Le montant réellement perçu dépend de la catégorie de ressources : pour « sortie passoire thermique à Riespach », un ménage très modeste mobilise jusqu'à 32 000 €, un ménage modeste 24 000 €, un ménage intermédiaire 18 000 € et un ménage aux revenus supérieurs 4 000 € sur l'assiette de 40 000 € HT. À deux classes gagnées, l'assiette redescend à 30 000 € HT et les montants suivent dans la même proportion.
Le cas de référence retenu ici porte sur 120 m², en zone H1b : après un bouquet complet, la consommation recule d'environ 16 500 kWh par an, soit près de 1 770 € au tarif de référence. Côté financement, l'assiette est plafonnée à 40 000 € HT dès trois classes gagnées, l'aide ANAH s'échelonne de 4 000 € à 32 000 € selon le revenu fiscal de référence, et l'accompagnement obligatoire est pris en charge jusqu'à 2 000 €.
Le taux de TVA n'est pas un détail sur ce type de chantier : à 5,5 %, la sortie d'une étiquette F ou G facturé 996 000 € TTC à Riespach supporte 51 924 € de taxe. Une facturation à 20 % par erreur renchérit le projet de plusieurs milliers d'euros et se rattrape mal après coup.
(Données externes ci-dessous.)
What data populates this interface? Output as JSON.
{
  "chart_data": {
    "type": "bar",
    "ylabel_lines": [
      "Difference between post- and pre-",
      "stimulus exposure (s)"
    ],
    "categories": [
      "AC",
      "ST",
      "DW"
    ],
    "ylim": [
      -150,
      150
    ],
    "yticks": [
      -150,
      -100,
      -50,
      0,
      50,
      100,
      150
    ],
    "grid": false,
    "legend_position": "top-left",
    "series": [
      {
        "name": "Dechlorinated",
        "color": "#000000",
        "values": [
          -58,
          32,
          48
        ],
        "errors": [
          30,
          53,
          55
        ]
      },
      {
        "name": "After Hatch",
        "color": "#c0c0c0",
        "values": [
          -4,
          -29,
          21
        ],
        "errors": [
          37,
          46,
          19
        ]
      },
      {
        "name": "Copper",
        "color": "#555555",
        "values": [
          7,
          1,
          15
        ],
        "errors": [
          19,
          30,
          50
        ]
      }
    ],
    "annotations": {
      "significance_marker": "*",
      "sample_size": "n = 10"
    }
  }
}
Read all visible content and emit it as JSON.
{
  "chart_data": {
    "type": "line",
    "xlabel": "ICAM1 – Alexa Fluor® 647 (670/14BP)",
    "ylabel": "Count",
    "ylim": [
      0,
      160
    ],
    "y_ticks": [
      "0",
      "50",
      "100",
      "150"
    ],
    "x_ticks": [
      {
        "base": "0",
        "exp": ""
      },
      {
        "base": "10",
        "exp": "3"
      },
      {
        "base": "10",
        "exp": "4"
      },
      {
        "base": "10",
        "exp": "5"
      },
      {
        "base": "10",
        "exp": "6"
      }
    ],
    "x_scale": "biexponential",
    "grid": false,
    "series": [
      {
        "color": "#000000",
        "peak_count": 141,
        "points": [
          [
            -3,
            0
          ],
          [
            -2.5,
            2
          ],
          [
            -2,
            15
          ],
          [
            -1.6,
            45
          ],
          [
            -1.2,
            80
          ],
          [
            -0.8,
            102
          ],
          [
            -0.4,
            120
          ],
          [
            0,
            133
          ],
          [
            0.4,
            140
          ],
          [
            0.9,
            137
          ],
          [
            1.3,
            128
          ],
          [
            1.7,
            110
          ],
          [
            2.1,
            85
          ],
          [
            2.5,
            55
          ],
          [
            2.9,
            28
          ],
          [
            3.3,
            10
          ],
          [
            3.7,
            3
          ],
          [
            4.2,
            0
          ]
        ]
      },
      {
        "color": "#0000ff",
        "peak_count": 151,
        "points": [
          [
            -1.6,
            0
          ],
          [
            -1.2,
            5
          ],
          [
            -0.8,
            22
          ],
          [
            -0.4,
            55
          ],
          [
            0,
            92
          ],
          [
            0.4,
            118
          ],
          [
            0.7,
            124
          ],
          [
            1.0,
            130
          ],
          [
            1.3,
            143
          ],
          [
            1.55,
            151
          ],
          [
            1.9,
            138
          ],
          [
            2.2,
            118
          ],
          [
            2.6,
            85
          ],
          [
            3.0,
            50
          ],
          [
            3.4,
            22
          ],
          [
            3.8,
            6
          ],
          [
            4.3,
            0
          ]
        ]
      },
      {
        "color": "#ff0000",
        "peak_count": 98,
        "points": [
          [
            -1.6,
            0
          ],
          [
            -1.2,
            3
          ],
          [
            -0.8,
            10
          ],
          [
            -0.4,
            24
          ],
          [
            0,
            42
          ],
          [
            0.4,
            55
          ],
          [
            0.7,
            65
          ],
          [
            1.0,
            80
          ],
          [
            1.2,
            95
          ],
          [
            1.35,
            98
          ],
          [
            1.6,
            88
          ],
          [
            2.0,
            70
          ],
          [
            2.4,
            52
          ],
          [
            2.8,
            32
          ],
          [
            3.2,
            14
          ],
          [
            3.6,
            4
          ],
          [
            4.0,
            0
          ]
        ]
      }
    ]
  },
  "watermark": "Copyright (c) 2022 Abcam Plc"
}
Solde du dossier à Riespach : la pièce déterminante est le DPE après travaux réalisé par un diagnostiqueur indépendant. Sans elle, aucun versement, alors même que l'aide en jeu atteint 32 000 € au taux le plus favorable sur une assiette de 40 000 € HT.
Combien de logement classé F ou G exactement ? À Riespach, le logement de référence de 120 m² situé en zone H1b en compte environ 24 pour la sortie d'une étiquette F ou G. La dépense attendue s'établit dès lors entre 672 000 € et 1 320 000 € TTC (28 000–55 000 € l'unité), pour une assiette éligible plafonnée à 40 000 € HT.
Le climat entre dans le calcul réglementaire : la zone H1b applicable à Riespach correspond à une base de 250 kWh/m²/an. Plus cette base est élevée, plus la sortie d'une étiquette F ou G rentabilise vite son surcoût, à performance identique.
Point de vigilance financier à Riespach : un scénario calé sur une seule classe, insuffisant pour relouer. Une reprise représente 10 à 20 % du poste, soit 99 600 € à 199 200 €, sans nouvelle aide mobilisable — d'où l'intérêt d'un contrôle en cours de chantier plutôt qu'à la réception.
Le palier de classes se calcule avant de signer : à Riespach, l'assiette double presque entre le scénario à deux classes (30 000 € HT) et celui à trois (40 000 € HT). Sur un poste de 996 000 € comme la sortie de passoire, cet écart justifie souvent d'ajouter un lot plutôt que de s'arrêter au minimum.
Exigence opposable à Riespach : l'atteinte d'une étiquette D au minimum. Elle doit figurer sur le devis initial, pas seulement sur la facture. Un dossier de la sortie d'une étiquette F ou G qui en fait l'économie s'expose à un refus de prise en charge, l'aide comme le CEE s'appuyant sur ce critère.